BAB I
PENDAHULUAN
1.1 Latar Belakang Masalah
Sejarah menginformasikan bahwa sebelum turunnya al-Qur’an terdapat sekian banyak peradaban besar, seperti Yunani, Romawi, India, dan Cina. Dunia juga mengenal agama-agama seperti Yahudi, Nashrani, Budha, Zoroaster, dan sebagainya.

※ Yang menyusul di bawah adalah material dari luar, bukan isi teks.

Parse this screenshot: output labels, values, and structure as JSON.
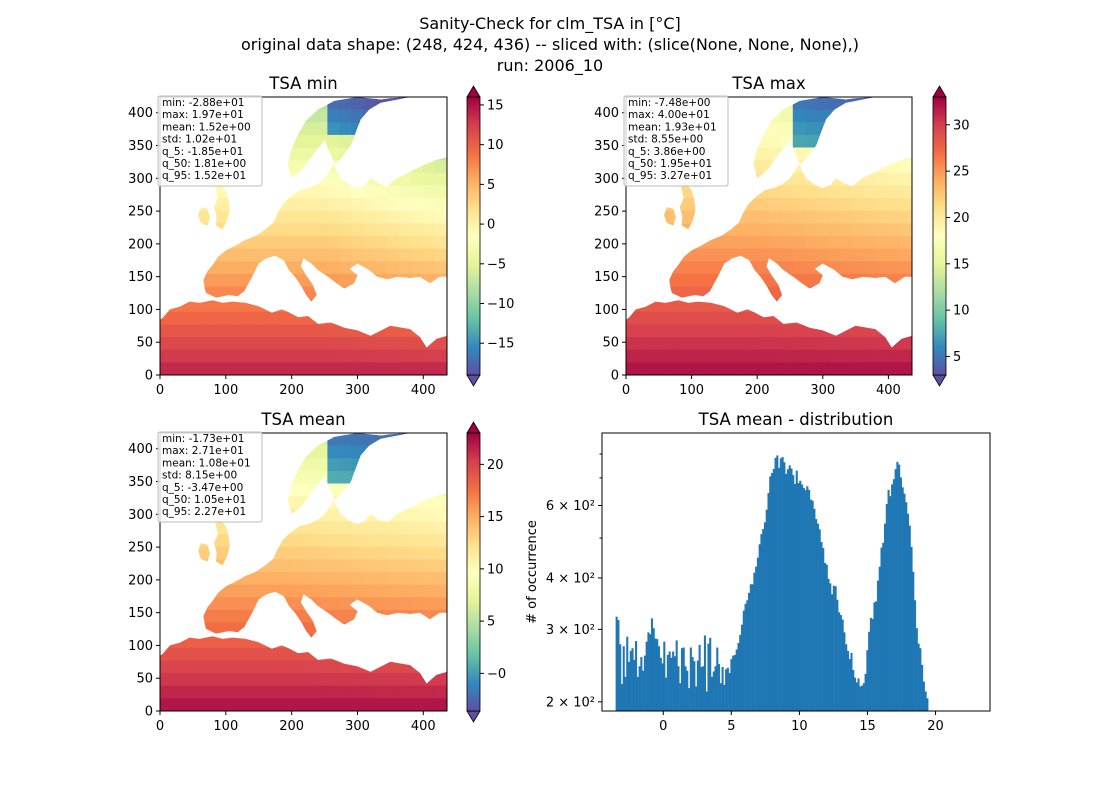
{
  "figure": {
    "title_lines": [
      "Sanity-Check for clm_TSA in [°C]",
      "original data shape: (248, 424, 436) -- sliced with: (slice(None, None, None),)",
      "run: 2006_10"
    ]
  },
  "colors": {
    "spectral": [
      "#5e4fa2",
      "#3288bd",
      "#66c2a5",
      "#abdda4",
      "#e6f598",
      "#ffffbf",
      "#fee08b",
      "#fdae61",
      "#f46d43",
      "#d53e4f",
      "#9e0142"
    ],
    "histogram_bar": "#1f77b4"
  },
  "panels": [
    {
      "title": "TSA min",
      "colormap": "Spectral_r",
      "stats": [
        "min: -2.88e+01",
        "max: 1.97e+01",
        "mean: 1.52e+00",
        "std: 1.02e+01",
        "q_5: -1.85e+01",
        "q_50: 1.81e+00",
        "q_95: 1.52e+01"
      ],
      "map_x_ticks": [
        "0",
        "100",
        "200",
        "300",
        "400"
      ],
      "map_y_ticks": [
        "0",
        "50",
        "100",
        "150",
        "200",
        "250",
        "300",
        "350",
        "400"
      ],
      "colorbar_range": [
        -19,
        16
      ],
      "colorbar_ticks": [
        "-15",
        "-10",
        "-5",
        "0",
        "5",
        "10",
        "15"
      ]
    },
    {
      "title": "TSA max",
      "colormap": "Spectral_r",
      "stats": [
        "min: -7.48e+00",
        "max: 4.00e+01",
        "mean: 1.93e+01",
        "std: 8.55e+00",
        "q_5: 3.86e+00",
        "q_50: 1.95e+01",
        "q_95: 3.27e+01"
      ],
      "map_x_ticks": [
        "0",
        "100",
        "200",
        "300",
        "400"
      ],
      "map_y_ticks": [
        "0",
        "50",
        "100",
        "150",
        "200",
        "250",
        "300",
        "350",
        "400"
      ],
      "colorbar_range": [
        3,
        33
      ],
      "colorbar_ticks": [
        "5",
        "10",
        "15",
        "20",
        "25",
        "30"
      ]
    },
    {
      "title": "TSA mean",
      "colormap": "Spectral_r",
      "stats": [
        "min: -1.73e+01",
        "max: 2.71e+01",
        "mean: 1.08e+01",
        "std: 8.15e+00",
        "q_5: -3.47e+00",
        "q_50: 1.05e+01",
        "q_95: 2.27e+01"
      ],
      "map_x_ticks": [
        "0",
        "100",
        "200",
        "300",
        "400"
      ],
      "map_y_ticks": [
        "0",
        "50",
        "100",
        "150",
        "200",
        "250",
        "300",
        "350",
        "400"
      ],
      "colorbar_range": [
        -3.6,
        23
      ],
      "colorbar_ticks": [
        "-0",
        "5",
        "10",
        "15",
        "20"
      ]
    }
  ],
  "chart_data": {
    "type": "bar",
    "title": "TSA mean - distribution",
    "xlabel": "",
    "ylabel": "# of occurrence",
    "y_scale": "log",
    "x_ticks": [
      "0",
      "5",
      "10",
      "15",
      "20"
    ],
    "y_ticks": [
      "2 × 10²",
      "3 × 10²",
      "4 × 10²",
      "6 × 10²"
    ],
    "xlim": [
      -4.5,
      24
    ],
    "ylim": [
      190,
      900
    ],
    "bin_start": -3.5,
    "bin_width": 0.1297,
    "counts": [
      322,
      316,
      276,
      221,
      273,
      230,
      288,
      250,
      266,
      270,
      253,
      281,
      230,
      244,
      257,
      238,
      259,
      280,
      295,
      292,
      319,
      302,
      285,
      284,
      273,
      256,
      248,
      280,
      229,
      260,
      265,
      256,
      265,
      258,
      282,
      244,
      222,
      270,
      271,
      244,
      238,
      216,
      271,
      257,
      251,
      218,
      252,
      275,
      243,
      244,
      290,
      212,
      277,
      286,
      230,
      237,
      244,
      271,
      247,
      222,
      243,
      220,
      240,
      242,
      235,
      254,
      259,
      260,
      268,
      278,
      291,
      308,
      333,
      346,
      353,
      368,
      386,
      386,
      412,
      426,
      448,
      483,
      511,
      526,
      546,
      586,
      643,
      706,
      719,
      736,
      783,
      794,
      741,
      781,
      787,
      764,
      716,
      735,
      751,
      738,
      711,
      677,
      729,
      680,
      689,
      675,
      662,
      654,
      668,
      655,
      620,
      616,
      589,
      556,
      542,
      525,
      489,
      473,
      435,
      431,
      398,
      388,
      365,
      383,
      382,
      354,
      330,
      325,
      317,
      295,
      276,
      266,
      254,
      263,
      239,
      229,
      223,
      228,
      218,
      219,
      222,
      234,
      267,
      296,
      320,
      318,
      349,
      351,
      394,
      426,
      474,
      487,
      542,
      605,
      655,
      632,
      675,
      695,
      735,
      766,
      754,
      702,
      664,
      641,
      611,
      573,
      536,
      476,
      414,
      353,
      302,
      277,
      270,
      246,
      224,
      212,
      204
    ]
  }
}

Pada zaman dahulu, nasib wanita sangat menyedihkan. Mereka tidak memiliki hak-hak sipil, bahkan hak warispun tidak ada. Pada puncak peradaban Yunani, wanita diberi kebebasan untuk memenuhi kebutuhan dan selera laki-laki, hubungan seksual yang bebas tidak dianggap melanggar kesopanan, tempat-tempat pelacuran menjadi pusat-pusat kegiatan politik dan sastra atau seni, patung-patung telanjang yang terlihat di Negara-negara barat adalah bukti atau sisa pandangan itu.
Dalam peradaban Romawi, wanita sepenuhnya berada di bawah kekuasaan ayahnya. Setelah menikah, kekuasaan tersebut pindah ke tangan suami,, kekuasaan ini mencakup kewenangan menjual, mengusir, menganiaya, dan membunuh. Keadaan tersebut berlangsung terus sampai abad ke-6 Masehi.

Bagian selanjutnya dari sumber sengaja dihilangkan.